Sejarah Pos Bloc Jakarta, dari Kantor Pos Belanda hingga Tempat Nongkrong Anak Muda
JAKARTA, iNews.id - Sejarah Pos Bloc Jakarta dibahas dalam artikel ini. Sebelum menjadi tempat nongkrong, Pos Bloc merupakan kantor pos yang didirikan gubernur Jenderal VOC, Gustaaf W Baron van Imhoff pada 26 Agustus 1746.
Gedung Pos Bloc berdiri di Jalan Pos Nomor 2, Pasar Baru, Jakarta Pusat. Saat itu gedung bernama Weltevreden.
Alasan VOC memilih Pasar Baru karena strategis serta berdekatan dengan pusat pemerintahan Istana Gubernur Jenderal yang saat ini menjadi Istana Kepresidenan Republik Indonesia. Tempa itu bisa menjadi alternatif orang-orang untuk mengirim surat lebih cepat.
Pada saat itu, Pos Bloc dimanfaatkan sebagai tempat pengiriman barang perdagangan, perkantoran, dan surat privat keluarga. Pada 1800-an, VOC bangkrut sehingga Pos Bloc beroperasi menjadi kantor pos pemerintah Hindia Belanda.
Pos Bloc mengalami renovasi pada 1913. Gedung dirancang oleh arsitek Belanda, Van Hoytema. Rancangannya menggunakan gaya arsitektur Art Deco yang dipengaruhi aliran Art and Craft pada detail interiornya.
Dalam perjalanannya, gedung Pos Bloc empat kali berganti nama. Buku berjudul 'Gedung Tua di Jakarta' terbitan Dinas Museum dan Sejarah Pemerintah DKI Jakarta menyebut, gedung ini pada awalnya dikenal dengan PTT atau Kantor PTT. Sebutan ini dikenal sejak zaman penjajahan sampai 1945.
Pada masa revolusi, Gedung PTT berubah menjadi Kantor Pos dan Telegraf Pasar Baru, kemudian berganti lagi menjadi Kantor Pos Kawar Pasar Baru.
Kemudian pada 1963, Presiden Soekarno meletakkan batu pertama pembangunan gedung pos baru yang disebut Gedung Pos Ibukota (GPI) yang juga disebut Kantor Pos Ibu Kota Jakarta Raya.

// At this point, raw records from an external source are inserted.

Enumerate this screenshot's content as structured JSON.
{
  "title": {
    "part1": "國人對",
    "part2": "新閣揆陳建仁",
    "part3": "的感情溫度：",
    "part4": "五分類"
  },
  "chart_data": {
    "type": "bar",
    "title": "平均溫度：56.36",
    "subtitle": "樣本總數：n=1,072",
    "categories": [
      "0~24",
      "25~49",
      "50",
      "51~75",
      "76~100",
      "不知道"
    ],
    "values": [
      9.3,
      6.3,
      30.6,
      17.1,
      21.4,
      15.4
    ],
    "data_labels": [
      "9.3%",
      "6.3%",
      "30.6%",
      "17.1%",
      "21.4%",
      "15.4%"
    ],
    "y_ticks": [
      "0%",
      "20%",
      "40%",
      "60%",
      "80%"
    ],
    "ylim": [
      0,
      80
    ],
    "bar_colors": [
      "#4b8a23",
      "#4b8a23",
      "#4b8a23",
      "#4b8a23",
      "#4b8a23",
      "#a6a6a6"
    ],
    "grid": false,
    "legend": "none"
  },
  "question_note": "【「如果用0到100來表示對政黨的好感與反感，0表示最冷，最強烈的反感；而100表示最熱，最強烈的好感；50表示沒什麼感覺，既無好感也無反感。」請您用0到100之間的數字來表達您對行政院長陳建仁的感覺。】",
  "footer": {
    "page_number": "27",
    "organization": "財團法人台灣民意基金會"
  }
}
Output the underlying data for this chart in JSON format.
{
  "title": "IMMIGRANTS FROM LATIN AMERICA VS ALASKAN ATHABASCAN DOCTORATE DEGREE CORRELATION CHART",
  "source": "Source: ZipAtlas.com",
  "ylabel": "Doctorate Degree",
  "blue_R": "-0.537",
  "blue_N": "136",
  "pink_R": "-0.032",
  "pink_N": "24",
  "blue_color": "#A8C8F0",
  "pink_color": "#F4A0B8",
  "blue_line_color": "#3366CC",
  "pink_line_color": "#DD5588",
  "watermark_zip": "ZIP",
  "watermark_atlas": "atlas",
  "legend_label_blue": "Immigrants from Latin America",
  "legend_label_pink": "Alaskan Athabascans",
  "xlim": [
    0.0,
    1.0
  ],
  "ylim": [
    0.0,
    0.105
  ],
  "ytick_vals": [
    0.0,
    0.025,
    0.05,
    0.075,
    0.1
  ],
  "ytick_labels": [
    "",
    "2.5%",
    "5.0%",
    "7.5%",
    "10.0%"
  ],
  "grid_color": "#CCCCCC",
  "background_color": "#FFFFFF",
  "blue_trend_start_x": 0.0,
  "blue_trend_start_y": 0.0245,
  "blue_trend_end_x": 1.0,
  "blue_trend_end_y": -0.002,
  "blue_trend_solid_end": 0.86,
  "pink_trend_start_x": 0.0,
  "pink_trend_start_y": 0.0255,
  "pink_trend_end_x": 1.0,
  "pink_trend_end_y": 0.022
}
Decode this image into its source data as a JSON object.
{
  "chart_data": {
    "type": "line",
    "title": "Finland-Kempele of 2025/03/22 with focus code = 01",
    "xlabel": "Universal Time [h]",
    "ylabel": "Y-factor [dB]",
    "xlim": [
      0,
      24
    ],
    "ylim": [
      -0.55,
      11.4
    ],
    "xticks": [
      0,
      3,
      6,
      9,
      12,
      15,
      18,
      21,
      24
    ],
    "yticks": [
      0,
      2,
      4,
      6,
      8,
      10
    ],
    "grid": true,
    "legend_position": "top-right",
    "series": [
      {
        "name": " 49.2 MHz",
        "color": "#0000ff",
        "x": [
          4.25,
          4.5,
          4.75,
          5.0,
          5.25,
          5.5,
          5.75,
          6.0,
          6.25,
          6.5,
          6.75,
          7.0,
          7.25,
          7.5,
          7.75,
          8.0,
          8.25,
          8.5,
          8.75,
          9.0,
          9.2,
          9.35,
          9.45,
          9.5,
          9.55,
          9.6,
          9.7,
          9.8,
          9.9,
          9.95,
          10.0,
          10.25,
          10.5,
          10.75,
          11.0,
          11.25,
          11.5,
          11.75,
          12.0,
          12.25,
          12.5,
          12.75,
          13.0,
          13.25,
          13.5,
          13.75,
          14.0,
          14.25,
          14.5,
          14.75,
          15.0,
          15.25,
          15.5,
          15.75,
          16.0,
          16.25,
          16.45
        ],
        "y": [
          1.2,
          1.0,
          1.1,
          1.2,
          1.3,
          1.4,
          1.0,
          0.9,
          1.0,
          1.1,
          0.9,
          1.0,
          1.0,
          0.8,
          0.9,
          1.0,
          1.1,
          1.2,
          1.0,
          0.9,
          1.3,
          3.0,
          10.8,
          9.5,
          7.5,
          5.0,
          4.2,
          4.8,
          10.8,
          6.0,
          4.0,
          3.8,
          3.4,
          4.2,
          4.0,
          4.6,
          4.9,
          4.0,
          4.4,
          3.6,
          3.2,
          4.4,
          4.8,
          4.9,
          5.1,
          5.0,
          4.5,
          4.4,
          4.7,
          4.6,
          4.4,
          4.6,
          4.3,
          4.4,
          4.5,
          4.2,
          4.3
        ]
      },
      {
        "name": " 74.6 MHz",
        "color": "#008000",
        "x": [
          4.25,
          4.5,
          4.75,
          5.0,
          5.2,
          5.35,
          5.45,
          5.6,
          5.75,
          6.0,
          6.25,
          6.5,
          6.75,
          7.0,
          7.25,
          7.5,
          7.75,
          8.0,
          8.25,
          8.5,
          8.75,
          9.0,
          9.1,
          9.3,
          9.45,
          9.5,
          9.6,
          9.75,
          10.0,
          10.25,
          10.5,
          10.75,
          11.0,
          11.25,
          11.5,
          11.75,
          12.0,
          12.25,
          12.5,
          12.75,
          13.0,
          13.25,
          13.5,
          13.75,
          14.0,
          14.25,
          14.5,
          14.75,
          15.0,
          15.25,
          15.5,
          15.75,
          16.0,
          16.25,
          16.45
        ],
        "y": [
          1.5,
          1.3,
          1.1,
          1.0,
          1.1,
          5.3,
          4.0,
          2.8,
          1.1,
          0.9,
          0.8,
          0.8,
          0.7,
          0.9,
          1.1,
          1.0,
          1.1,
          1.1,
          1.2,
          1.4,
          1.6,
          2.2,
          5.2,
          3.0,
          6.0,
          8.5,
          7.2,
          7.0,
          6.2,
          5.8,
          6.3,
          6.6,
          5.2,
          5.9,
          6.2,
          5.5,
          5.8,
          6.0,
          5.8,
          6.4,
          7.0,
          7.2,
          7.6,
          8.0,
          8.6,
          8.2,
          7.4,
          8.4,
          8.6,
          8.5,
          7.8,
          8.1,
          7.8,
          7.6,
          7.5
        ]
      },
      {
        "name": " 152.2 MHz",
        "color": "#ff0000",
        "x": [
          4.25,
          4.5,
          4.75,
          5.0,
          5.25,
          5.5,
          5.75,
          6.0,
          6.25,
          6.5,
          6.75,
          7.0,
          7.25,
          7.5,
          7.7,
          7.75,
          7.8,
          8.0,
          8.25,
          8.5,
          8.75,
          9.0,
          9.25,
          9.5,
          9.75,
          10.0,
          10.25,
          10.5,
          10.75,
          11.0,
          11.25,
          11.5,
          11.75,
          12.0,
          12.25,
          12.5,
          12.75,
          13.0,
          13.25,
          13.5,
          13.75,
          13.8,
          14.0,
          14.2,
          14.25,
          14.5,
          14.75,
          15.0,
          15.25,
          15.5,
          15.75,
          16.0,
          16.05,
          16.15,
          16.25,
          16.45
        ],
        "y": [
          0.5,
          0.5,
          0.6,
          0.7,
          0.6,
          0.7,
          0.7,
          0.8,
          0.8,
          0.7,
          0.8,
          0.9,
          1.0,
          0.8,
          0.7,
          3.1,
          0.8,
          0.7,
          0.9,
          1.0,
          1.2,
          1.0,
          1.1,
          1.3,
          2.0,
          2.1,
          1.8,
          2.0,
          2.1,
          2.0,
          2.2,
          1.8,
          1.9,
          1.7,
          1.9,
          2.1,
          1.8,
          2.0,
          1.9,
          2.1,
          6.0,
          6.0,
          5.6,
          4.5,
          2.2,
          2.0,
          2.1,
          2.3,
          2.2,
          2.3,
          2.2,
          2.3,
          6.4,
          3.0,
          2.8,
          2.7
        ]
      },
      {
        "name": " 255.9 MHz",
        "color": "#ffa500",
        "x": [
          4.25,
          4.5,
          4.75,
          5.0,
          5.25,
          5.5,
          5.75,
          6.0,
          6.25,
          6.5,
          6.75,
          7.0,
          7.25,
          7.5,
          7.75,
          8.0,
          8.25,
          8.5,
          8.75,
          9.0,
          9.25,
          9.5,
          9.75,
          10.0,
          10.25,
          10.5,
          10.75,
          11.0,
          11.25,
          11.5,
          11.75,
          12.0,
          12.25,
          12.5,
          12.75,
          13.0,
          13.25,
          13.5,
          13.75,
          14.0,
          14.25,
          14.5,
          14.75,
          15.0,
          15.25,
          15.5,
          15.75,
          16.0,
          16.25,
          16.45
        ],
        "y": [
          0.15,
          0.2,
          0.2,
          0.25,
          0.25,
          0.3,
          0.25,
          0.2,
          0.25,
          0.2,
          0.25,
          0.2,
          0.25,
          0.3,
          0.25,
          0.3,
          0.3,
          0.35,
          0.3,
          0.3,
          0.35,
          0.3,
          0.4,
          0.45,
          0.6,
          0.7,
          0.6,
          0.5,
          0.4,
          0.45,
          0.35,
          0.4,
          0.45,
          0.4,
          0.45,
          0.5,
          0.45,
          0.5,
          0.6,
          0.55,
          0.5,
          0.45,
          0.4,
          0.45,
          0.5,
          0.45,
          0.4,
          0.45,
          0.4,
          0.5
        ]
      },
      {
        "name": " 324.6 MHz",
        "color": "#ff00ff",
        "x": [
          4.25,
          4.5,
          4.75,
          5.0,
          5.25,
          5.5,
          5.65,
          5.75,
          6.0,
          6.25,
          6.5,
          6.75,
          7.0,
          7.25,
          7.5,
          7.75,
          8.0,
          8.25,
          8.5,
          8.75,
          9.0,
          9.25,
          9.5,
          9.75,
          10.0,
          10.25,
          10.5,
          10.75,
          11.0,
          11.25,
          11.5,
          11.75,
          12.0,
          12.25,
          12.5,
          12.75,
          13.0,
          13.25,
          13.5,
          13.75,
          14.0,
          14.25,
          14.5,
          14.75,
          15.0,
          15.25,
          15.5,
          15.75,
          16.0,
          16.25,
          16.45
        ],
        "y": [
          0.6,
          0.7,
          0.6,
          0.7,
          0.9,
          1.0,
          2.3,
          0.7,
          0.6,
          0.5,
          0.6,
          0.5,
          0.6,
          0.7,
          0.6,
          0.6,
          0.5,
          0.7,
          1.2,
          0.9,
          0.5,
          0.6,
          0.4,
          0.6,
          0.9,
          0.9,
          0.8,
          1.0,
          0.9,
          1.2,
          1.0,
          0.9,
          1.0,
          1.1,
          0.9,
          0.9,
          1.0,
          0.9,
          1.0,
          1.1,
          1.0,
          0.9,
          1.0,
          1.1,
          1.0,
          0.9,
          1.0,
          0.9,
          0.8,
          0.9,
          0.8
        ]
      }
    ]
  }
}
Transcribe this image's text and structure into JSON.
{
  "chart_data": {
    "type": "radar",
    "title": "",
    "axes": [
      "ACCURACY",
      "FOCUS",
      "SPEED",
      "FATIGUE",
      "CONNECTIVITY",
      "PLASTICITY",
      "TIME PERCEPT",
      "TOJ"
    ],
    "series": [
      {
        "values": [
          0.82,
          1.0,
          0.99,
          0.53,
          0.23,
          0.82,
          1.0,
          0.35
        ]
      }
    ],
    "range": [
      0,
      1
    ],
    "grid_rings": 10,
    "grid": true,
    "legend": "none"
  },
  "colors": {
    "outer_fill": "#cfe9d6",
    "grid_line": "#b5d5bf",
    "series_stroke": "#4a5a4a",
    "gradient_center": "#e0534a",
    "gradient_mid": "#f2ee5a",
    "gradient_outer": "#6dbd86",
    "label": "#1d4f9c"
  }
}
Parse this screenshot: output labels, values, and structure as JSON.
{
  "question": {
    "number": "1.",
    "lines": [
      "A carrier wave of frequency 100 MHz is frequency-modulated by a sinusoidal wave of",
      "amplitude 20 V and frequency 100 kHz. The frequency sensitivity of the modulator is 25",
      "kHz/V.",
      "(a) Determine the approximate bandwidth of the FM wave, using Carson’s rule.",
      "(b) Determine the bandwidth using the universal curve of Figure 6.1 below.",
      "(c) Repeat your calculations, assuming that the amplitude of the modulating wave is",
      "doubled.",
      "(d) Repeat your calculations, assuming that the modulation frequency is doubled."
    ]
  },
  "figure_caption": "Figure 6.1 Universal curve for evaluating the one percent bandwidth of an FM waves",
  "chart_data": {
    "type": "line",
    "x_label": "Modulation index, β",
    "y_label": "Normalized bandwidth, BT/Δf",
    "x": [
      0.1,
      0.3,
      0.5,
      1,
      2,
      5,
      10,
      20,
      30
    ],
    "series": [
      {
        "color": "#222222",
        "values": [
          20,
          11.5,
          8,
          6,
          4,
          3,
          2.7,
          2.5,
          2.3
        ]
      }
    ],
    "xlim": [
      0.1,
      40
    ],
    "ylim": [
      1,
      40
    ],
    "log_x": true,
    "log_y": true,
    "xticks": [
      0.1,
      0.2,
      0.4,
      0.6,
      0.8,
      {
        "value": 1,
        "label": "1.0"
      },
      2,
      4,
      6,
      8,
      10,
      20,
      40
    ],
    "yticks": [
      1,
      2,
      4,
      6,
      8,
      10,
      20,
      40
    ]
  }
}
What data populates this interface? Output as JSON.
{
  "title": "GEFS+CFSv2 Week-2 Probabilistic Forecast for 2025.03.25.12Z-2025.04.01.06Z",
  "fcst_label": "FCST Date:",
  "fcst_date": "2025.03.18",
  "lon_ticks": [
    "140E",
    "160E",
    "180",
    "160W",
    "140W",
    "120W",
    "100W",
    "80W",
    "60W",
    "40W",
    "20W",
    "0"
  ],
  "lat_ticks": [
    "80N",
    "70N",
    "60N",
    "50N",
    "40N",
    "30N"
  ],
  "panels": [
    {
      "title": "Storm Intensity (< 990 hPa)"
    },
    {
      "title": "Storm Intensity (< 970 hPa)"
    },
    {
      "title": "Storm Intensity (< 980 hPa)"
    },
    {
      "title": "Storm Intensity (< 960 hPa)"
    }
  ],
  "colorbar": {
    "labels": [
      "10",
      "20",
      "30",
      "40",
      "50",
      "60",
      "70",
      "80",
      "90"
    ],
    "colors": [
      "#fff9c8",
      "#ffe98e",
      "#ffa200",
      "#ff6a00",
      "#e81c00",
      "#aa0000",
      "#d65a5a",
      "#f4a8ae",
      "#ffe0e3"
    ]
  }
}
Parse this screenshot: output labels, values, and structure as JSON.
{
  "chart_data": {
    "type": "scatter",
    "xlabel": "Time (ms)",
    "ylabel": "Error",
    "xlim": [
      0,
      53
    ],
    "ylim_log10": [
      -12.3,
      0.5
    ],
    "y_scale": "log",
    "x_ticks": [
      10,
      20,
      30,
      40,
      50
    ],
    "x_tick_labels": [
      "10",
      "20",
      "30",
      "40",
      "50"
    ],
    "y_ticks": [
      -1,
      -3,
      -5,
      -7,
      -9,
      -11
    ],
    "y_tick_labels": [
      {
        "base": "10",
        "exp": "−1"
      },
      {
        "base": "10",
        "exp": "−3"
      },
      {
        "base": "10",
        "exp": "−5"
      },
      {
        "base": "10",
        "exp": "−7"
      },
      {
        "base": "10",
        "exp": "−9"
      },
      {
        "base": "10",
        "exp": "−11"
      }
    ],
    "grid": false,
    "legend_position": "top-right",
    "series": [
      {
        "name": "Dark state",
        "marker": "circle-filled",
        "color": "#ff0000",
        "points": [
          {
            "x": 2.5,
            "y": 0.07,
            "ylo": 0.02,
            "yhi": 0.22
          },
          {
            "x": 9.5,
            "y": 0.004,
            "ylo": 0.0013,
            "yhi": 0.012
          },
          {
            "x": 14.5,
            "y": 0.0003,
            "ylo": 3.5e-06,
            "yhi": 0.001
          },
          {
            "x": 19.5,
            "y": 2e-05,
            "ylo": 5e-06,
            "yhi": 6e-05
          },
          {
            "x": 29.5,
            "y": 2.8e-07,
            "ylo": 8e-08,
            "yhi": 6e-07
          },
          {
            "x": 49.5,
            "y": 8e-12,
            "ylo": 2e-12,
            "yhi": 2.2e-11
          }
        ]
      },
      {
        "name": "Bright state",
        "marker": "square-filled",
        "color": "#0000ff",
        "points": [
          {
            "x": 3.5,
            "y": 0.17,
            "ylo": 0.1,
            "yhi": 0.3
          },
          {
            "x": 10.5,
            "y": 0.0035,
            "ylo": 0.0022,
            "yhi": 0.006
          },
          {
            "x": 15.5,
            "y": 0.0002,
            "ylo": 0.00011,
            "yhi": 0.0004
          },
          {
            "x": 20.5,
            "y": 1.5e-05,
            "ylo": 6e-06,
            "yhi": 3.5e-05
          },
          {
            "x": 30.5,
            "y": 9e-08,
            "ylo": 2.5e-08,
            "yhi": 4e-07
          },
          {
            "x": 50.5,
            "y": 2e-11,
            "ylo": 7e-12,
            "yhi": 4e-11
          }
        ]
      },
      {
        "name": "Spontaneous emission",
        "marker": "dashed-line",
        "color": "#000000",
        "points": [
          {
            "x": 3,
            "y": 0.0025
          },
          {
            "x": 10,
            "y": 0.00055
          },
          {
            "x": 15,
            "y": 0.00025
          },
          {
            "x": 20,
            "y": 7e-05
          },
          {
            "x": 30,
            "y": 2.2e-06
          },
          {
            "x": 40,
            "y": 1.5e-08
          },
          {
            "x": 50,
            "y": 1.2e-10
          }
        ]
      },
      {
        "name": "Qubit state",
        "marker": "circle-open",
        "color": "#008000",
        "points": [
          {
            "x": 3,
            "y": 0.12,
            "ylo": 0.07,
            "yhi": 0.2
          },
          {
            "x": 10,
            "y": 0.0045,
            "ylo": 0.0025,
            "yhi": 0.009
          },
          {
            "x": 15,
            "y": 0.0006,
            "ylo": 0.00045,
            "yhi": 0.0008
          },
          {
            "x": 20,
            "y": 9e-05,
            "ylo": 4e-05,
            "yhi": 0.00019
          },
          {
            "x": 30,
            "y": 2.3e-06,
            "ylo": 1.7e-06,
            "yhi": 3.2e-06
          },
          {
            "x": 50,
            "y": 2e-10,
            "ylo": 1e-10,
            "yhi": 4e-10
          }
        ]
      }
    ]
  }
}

Gedung Pos dan Giro Pasar Baru lalu ditetapkan sebagai cagar budaya atau bangunan tua yang dilindungi pada 1999. Kemudian pada 2021, bangunan direvitalisasi menjadi ruang wisata dan kreasi publik, diberi nama Gedung Filateli atau Gedung Kantor Pos.
Direktur Utama PT Pos Properti Indonesia Handriani Tjatur Setijowati mengatakan, Pos Bloc menjadi bangunan bersejarah yang orisinal. Oleh karena itu dia berharap bangunan ini bisa diterima anak muda serta menghidupkan kembali suasana Pos Indonesia.